The most important impetus, though, are the strong links between two EU countries.
“Ireland is trendy now. A lot of young Italians go there,” Calvo said.
He first visited Ireland many years ago, and became friendly with Irish visitors to Rome from the early 1980s on. One was Marie Keane, a student of Italian at University College Dublin. Keane, the daughter of garda, wasn’t new to Rome: she first visited the summer she was 15 as the guest of her aunt, a nun.
Then in the 21st century, Calvo and Keane, who’d moved in the same circles for years, fell in love. They got married in Ireland two years ago.
Keane gave up her job teaching high school in a working-class district of Dublin and now teaches a class of seven-year-olds in an international school.

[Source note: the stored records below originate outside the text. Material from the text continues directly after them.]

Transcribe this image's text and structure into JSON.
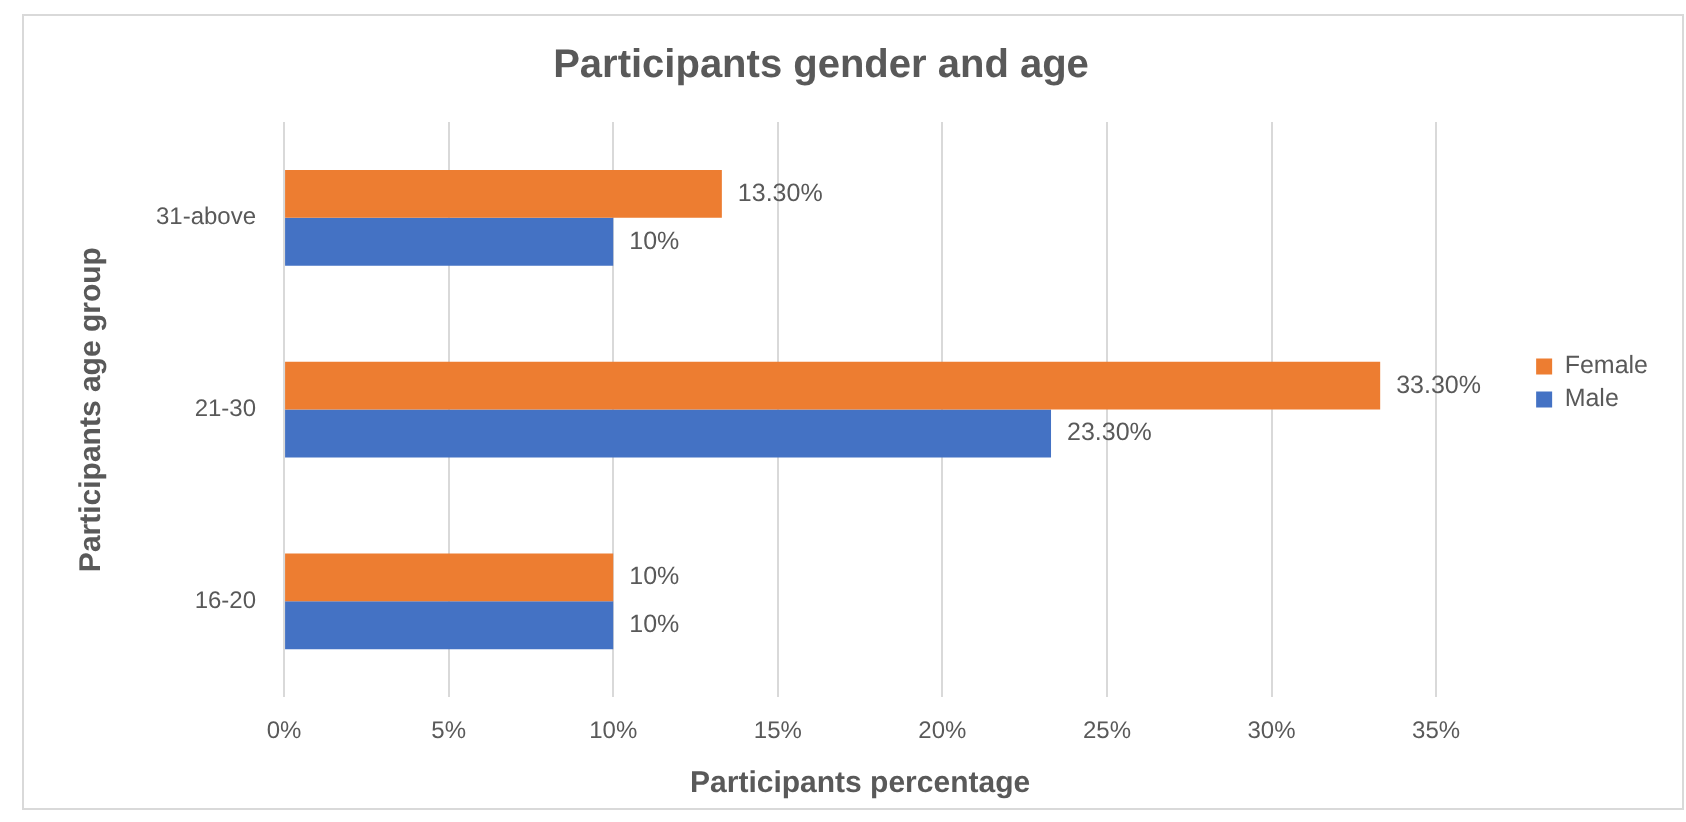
{
  "chart_data": {
    "type": "bar",
    "orientation": "horizontal",
    "title": "Participants gender and age",
    "xlabel": "Participants percentage",
    "ylabel": "Participants age group",
    "categories": [
      "31-above",
      "21-30",
      "16-20"
    ],
    "series": [
      {
        "name": "Female",
        "color": "#ed7d31",
        "values": [
          13.3,
          33.3,
          10
        ],
        "value_labels": [
          "13.30%",
          "33.30%",
          "10%"
        ]
      },
      {
        "name": "Male",
        "color": "#4472c4",
        "values": [
          10,
          23.3,
          10
        ],
        "value_labels": [
          "10%",
          "23.30%",
          "10%"
        ]
      }
    ],
    "xlim": [
      0,
      35
    ],
    "xticks": [
      {
        "value": 0,
        "label": "0%"
      },
      {
        "value": 5,
        "label": "5%"
      },
      {
        "value": 10,
        "label": "10%"
      },
      {
        "value": 15,
        "label": "15%"
      },
      {
        "value": 20,
        "label": "20%"
      },
      {
        "value": 25,
        "label": "25%"
      },
      {
        "value": 30,
        "label": "30%"
      },
      {
        "value": 35,
        "label": "35%"
      }
    ],
    "grid": "x",
    "legend": "right"
  }
}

They live in Prati, the quiet neighborhood that helped give Calvo’s pub its name. “John Paul II once said: ‘This area is called Fields, but there aren’t any,'” he recalled.
Keane said that Four Green Fields is not a “local” in the Irish sense: “The whole idea of going out and having several pints is alien to Italians.”
“Italians have very sensible drinking habits. They don’t go out to get drunk,” said Druid’s Den bartender Eve Kelly, a native of Leicester in the English midlands. “Not like Irishmen, Americans or Englishmen, who’ll have a drink every 10 minutes during a match here.
“The Italians will have one per half. Some even make one drink last the whole game,” she said.
“It’s a different philosophy. They’ll have their digestivo, such as grappo, after food,” added McKiernan, her colleague at Druid’s Den.
Even in the new pubs frequented by tourists, the Italian clientele have a different agenda. They are usually in the same peer group as staff members and are often their close friends
“People come in here to meet their friends. You wouldn’t go into a bar on your own,” Keane said. “It not a place where you’d pick someone up.”
Calvo, who has developed the basement as a music venue, said that his pub is also home to fans of AS Roma, a team he doesn’t support because like its rival Lazio, it has fascist tendencies. “The Celtic Cross [an ultra-rightist symbol in parts of Europe] is being seen more at games,” he said. “And Mussolini was a fan of Roma.”
Talk of politics brings the discussion to the economics of running a pub.
Calvo always votes for one of the many left-wing parties, by far the biggest of which is Democratic Left (the main fragment of the former Communist Party). He blamed Prime Minister Silvio Berlusconi for the economic downturn. “He won’t even acknowledge there’s a depression,” he said.
Media mogul Berlusconi got a drubbing in April’s regional elections, something Calvo hopes will be repeated at the next general election.
The return to power of Democratic Left, its Olive Tree coalition and other allies would be good for the pub business, he said.
In bad economic times, “people drink just one beer, instead of two,” he said.
However on a recent evening at Four Green Field, two young women, who were engrossed in conversation at the bar, ordered a pint of Guinness each, then a second round, and finally a third.
“That’s unusual,” Keane said.
It might just be a sign of things to come. In Rome’s 2,500 years as a city of significance, it has often changed very slowly. But change it does.